I am sorry that I see no place, especially in “queer studies” that the issues brought up in BTW are covered. I have said that is where even our HIC website fails, as do all books, in covering why ONE and HIC founders had such important views that are still valid today. You point out that in a court (in Australia) men were asked to “prove” they were homosexual. We answered that question, even if the world and even “gays” reject it, years ago, in court, with the person best able to support our belief, Dr. Evelyn Hooker. In fighting drafting of young men who had said they were homosexual, to avoid the draft, and some of them were not homosexual, Don Slater and attorneys went into court several times, winning all cases, and telling the court that the ONLY proof that someone is homosexual is their word.

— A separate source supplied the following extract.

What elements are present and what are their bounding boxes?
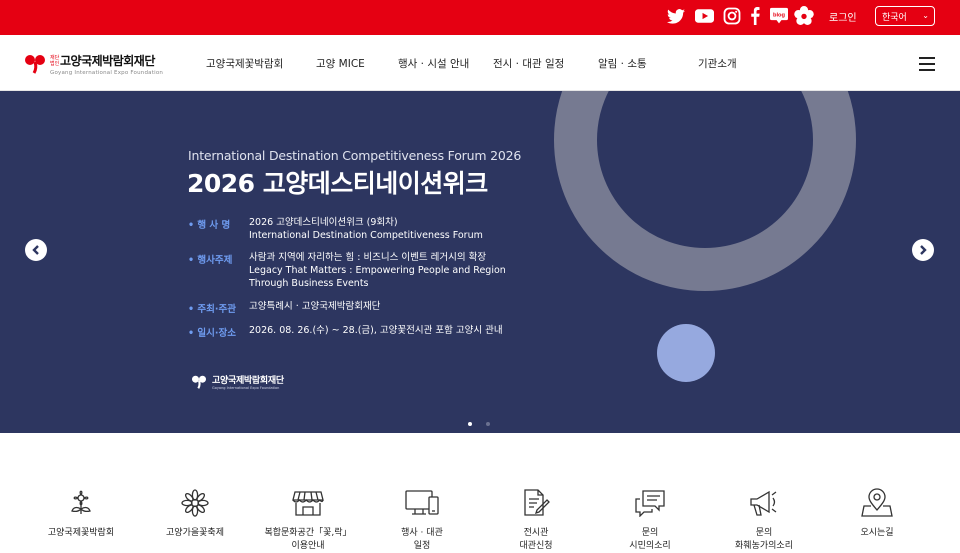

An act does not prove or make someone homosexual, and no “experts” could prove it when Hooker offered them the chance.

And then you say Kenya wants homosexuals there to identify themselves, so they will know how many there are in dealing with AIDS. Well, that is the same issue we faced in the 1960s when the Health authorities in Los Angeles asked ONE to work with them, take money, and deal with homosexuals with medical problems. We said no and reminded them that we would have to identify those people and by their admission they would be confessing to a crime, and the information would not be kept secret. They claimed we were wrong, until we showed them information given in secrecy to them had been given by them to health agencies in another state.

And the silly addition of letters to our “community” only shows how silly some of us are. Just as the continued insistence by a few people that only the word gay is acceptible—even some women don’t accept the word lesbian. No comment on how Texas should correct the mistake in its attempt to defend marriage from us. They now have a “gay” mayor in Houston. I think that tells us where the future lies.

But the most fun is in trying to understand what Jason Schneiderman is trying to say to and about Larry Kramer's anti-queer theory remarks.

How can I say it except that his “proof” is unacceptable to me, yet his arguments are right.
No one at ONE, as far as I can remember, ever accepted the arguments about Foucault. I never read him, and it seems to me that much of the article is an east coast view as we were busy working on the west coast and not being intellectual. It amazes to me that the world still seems to think homosexuality and our movement didn’t happen until the east coast thought to join us. And in book reviews it seems no one ever heard of many west coast authors, including Patrica Nell Warren, who is in this issue, or Joseph Hansen, etc.